Project Server or EPM Implementation Approaches

Posted By Posted by: Laith Adel on September 1, 2010

After few years of experience with implementing Project Server or (Microsoft EPM), I’ve seen many approaches to implement it, successfully or otherwise.


In summary it all ends up being one the following approaches:


  1. Two Steps Approach: where you go through the standard approach of collecting requirements, design, then develop and test.

Notes on this approach:


  1. Perform the scoping exercise (or collecting requirements) doesn’t produce always an “Implementation Plan” (i.e. how the organisation is going about implementing the tool, what is the size and the shape of the change, what would the training required.
  2. The organisation that doesn’t have a good Project Management maturity level, won’t know what it wants from the tool (i.e. unable to communicate the right requirements) and will start discovering more requirements as it start using the tool.
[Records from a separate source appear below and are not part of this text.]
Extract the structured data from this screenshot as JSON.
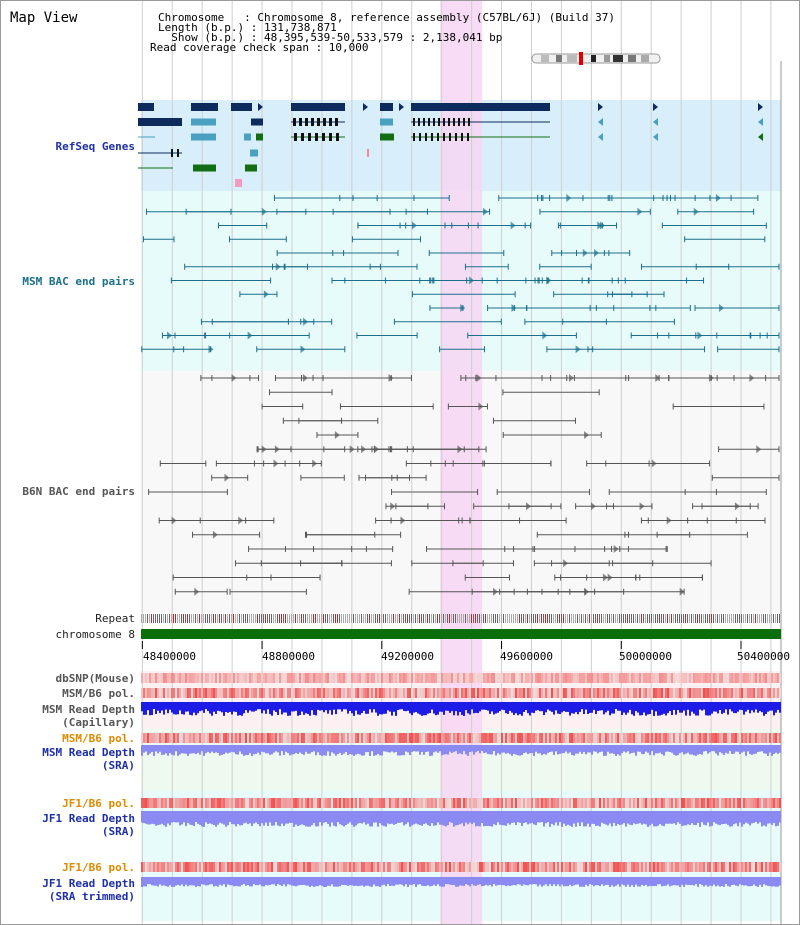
{
  "title": "Map View",
  "info": {
    "line1": "Chromosome   : Chromosome 8, reference assembly (C57BL/6J) (Build 37)",
    "line2": "Length (b.p.) : 131,738,871",
    "line3": "  Show (b.p.) : 48,395,539-50,533,579 : 2,138,041 bp",
    "line4": "Read coverage check span : 10,000"
  },
  "tracks": {
    "refseq": "RefSeq Genes",
    "msm_bac": "MSM BAC end pairs",
    "b6n_bac": "B6N BAC end pairs",
    "repeat": "Repeat",
    "chromosome": "chromosome 8",
    "dbsnp": "dbSNP(Mouse)",
    "msm_b6_pol": "MSM/B6 pol.",
    "msm_depth_cap_1": "MSM Read Depth",
    "msm_depth_cap_2": "(Capillary)",
    "msm_b6_pol_2": "MSM/B6 pol.",
    "msm_depth_sra_1": "MSM Read Depth",
    "msm_depth_sra_2": "(SRA)",
    "jf1_b6_pol": "JF1/B6 pol.",
    "jf1_depth_sra_1": "JF1 Read Depth",
    "jf1_depth_sra_2": "(SRA)",
    "jf1_b6_pol_2": "JF1/B6 pol.",
    "jf1_depth_trim_1": "JF1 Read Depth",
    "jf1_depth_trim_2": "(SRA trimmed)"
  },
  "axis": {
    "ticks": [
      "48400000",
      "48800000",
      "49200000",
      "49600000",
      "50000000",
      "50400000"
    ],
    "tick_values": [
      48400000,
      48800000,
      49200000,
      49600000,
      50000000,
      50400000
    ],
    "range": [
      48395539,
      50533579
    ]
  },
  "highlight_region": [
    49395000,
    49535000
  ],
  "colors": {
    "refseq_bg": "#d8eefa",
    "msm_bg": "#e8fbfb",
    "b6n_bg": "#f8f8f8",
    "highlight": "#f7d6f3",
    "chromosome": "#0a6e0a",
    "msm_pair": "#1a6f8c",
    "b6n_pair": "#555555",
    "gene_dark": "#0d2b5c",
    "gene_teal": "#4aa0c0",
    "gene_green": "#136e13",
    "depth_blue": "#1c1ce6",
    "depth_light": "#8a8af2"
  }
}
Conclusion here; Project Server / EPM brings a big change to the organisation, if the organisation is not in the right level of maturity to communicate the exact requirements, and manage the change the tool brings, there is a good chance of failure. However this approach if done well will decrease the organisation’s cost of implementation.


EPM or Project Server help organisations to enhance their Project Management maturity but is not a magical solution to resolve all your challenges.


  1. Agile Approach: where organisations install the software, then perform a number of sprints of:
    1. Introducing a functionality (by demonstration and basic configuration)
    2. Usage with real data
    3. Issues fixing and stabilisation (further configuration and customisation)


Example: Introduce Resource Management as a concept; demonstrate the different ways how Project Server handles the concept, and apply basic settings. Then upload a team or a limited number of resources. Exercise the functionality through a pilot for a period of time (shouldn’t be too long) where you can stabilise the tool apply further configuration, fix any issues and document training documentation.


Conclusion here; this approach will bring the change gradually and will have a very good chance of increasing organisation’s maturity and decreases the risk of failure. However this approach requires long commitment and in many cases more investment. One the most common risks with this approach is the ownership of the change or the tool might change through the change lifecycle and the change losses its momentum.


Each approach has its own pros and cons, deciding what approach suits you best, is highly dependent on your organisation project management culture and maturity.